Basic first aid tips every worker should know
Basic life support
If a person stops breathing, it is important to first check if that person responds to conversation or touch. If not, you should call for immediate help and, meanwhile, perform rescue breaths. Tilt the person’s head upwards by pressing gently on the forehead and lifting the chin. These basic first aid tips make sure the person’s tongue isn’t blocking their throat. Check for breathing by watching for a rise and fall of the chest, or the sound of breaths.
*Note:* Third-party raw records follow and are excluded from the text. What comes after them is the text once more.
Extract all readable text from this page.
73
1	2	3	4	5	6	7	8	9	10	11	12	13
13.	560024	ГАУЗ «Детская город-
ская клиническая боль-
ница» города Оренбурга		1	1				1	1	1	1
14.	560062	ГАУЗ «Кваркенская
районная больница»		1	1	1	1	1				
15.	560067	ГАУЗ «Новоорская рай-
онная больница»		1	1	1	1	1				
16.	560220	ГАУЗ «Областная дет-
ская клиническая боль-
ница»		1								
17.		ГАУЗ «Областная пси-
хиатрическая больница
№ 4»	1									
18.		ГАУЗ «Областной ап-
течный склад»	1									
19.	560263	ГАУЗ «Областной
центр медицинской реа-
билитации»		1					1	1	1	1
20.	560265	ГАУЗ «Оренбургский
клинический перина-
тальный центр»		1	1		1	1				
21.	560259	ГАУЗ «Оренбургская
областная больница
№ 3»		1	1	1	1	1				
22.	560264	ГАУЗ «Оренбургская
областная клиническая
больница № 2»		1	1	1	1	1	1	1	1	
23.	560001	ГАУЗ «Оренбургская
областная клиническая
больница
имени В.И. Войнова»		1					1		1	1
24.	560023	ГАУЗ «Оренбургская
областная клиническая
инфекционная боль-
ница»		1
If, after 10 seconds, the person shows no signs of breathing, then begin basic life support. Place your hand in the middle of the person’s chest, keeping your elbows straight, and begin compressions of about 5cm at a rate of 100 per minute. After 30 compressions, position the persons head as described above and pinch the nose. Then, inhaling, place your mouth over theirs and exhale, ensuring their chest inflates. Do this twice, followed by another 30 compressions, and so on, until the person begins to breathe on their own. Having knowledge of basic first aid tips like this might save somebody’s life.
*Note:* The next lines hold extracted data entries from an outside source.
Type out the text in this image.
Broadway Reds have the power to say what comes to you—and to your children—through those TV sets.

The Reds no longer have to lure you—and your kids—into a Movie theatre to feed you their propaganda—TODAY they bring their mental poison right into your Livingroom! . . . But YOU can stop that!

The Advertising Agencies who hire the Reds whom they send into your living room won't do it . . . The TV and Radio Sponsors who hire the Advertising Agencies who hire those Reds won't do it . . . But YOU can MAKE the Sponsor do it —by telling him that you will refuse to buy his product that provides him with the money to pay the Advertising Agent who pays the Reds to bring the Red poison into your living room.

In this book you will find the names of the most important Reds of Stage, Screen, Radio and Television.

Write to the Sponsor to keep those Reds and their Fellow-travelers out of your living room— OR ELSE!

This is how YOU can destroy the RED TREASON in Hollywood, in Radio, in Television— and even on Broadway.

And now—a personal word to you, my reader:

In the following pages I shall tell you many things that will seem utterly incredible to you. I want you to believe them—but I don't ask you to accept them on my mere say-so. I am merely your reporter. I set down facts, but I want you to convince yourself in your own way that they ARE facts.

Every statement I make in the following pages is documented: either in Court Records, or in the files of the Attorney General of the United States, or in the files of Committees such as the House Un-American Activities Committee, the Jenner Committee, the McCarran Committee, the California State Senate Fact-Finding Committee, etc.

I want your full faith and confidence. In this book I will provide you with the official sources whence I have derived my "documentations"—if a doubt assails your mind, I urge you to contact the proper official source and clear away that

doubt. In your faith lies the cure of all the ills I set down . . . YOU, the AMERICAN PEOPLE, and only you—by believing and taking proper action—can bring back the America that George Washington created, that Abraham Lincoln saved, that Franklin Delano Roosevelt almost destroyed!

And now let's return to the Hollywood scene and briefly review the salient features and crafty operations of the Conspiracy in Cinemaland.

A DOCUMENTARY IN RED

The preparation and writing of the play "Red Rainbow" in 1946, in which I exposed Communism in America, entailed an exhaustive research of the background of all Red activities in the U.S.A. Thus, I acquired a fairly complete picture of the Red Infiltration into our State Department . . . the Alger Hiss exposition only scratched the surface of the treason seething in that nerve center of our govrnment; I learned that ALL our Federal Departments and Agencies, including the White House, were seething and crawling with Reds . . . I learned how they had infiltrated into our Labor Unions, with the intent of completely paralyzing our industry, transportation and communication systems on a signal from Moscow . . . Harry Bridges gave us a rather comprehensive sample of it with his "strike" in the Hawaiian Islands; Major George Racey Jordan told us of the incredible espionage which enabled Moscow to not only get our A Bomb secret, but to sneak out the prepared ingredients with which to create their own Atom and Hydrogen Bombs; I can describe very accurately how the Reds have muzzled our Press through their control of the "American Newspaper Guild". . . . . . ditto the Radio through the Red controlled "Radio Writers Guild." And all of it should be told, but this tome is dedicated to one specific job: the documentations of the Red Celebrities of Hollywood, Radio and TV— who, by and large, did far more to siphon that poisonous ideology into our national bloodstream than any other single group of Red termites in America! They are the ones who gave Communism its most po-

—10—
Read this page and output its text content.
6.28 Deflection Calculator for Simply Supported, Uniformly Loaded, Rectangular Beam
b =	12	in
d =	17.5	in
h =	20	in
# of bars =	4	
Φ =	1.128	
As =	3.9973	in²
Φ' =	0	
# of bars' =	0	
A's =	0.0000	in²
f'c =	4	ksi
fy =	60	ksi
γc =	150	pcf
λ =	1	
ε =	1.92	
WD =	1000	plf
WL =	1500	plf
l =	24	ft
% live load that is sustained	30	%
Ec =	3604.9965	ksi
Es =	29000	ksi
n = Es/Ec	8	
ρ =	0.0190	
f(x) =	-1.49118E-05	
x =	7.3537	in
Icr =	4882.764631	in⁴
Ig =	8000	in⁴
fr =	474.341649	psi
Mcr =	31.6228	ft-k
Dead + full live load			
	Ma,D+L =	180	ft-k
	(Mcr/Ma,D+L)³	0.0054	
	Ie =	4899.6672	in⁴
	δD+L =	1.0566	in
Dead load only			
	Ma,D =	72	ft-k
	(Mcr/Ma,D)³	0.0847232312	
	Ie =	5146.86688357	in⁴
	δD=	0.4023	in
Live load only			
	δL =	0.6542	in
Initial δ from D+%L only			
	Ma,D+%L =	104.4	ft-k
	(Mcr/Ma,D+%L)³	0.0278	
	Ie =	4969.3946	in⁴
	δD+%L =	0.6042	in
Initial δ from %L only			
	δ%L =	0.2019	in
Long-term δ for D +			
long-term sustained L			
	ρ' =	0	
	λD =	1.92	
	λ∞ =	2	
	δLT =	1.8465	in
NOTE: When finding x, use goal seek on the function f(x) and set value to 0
Generally, small cuts clot by themselves after a few minutes, and should just be cleaned and covered with a plaster. Deeper cuts usually produce darker blood, which should be stopped using gentle pressure with clean fabric, followed by a covering or a bandage. Usually, these wounds do need stitches, so medical attention should be sought after following first aid. Arterial bleeding is pulsating and often squirts from a wound forcefully. Hard pressure should be applied and maintained until medical attention can be found. Basic first aid tips such as these can stem otherwise fatal bleeding until help arrives.
If someone is having trouble speaking and is choking, hit them forcefully between their shoulder blades. If that doesn’t work, you may need to know how to carry out a heimlich manoeuvre – get behind the person choking and lock your hands just above the navel. Forcefully thrust your arms upward to dislodge the object trapped in their throat.
Make sure any objects or furniture that the person could possibly come into contact with and injure themselves is moved out of reach. Do not try and restrain them – this basic first aid tip will prevent any further injury to both yourself and the person you are trying to help. When the seizure is finished, lie the person on their side to make sure their airway remains open. Do not leave them alone, as they will be disorientated and confused.
Make sure no clothing is covering the area affected, and reduce swelling by placing ice on the skin. Try and keep the bone in the position it was found – this might involve holding the person’s arm still, or making a splint out of cardboard or rolled up newspaper and tape. Basic first aid tips, of course, can only go so far. Medical attention is necessary to treat a broken bone, but try and get the person you are aiding to refrain from eating or drinking, in case surgery is required.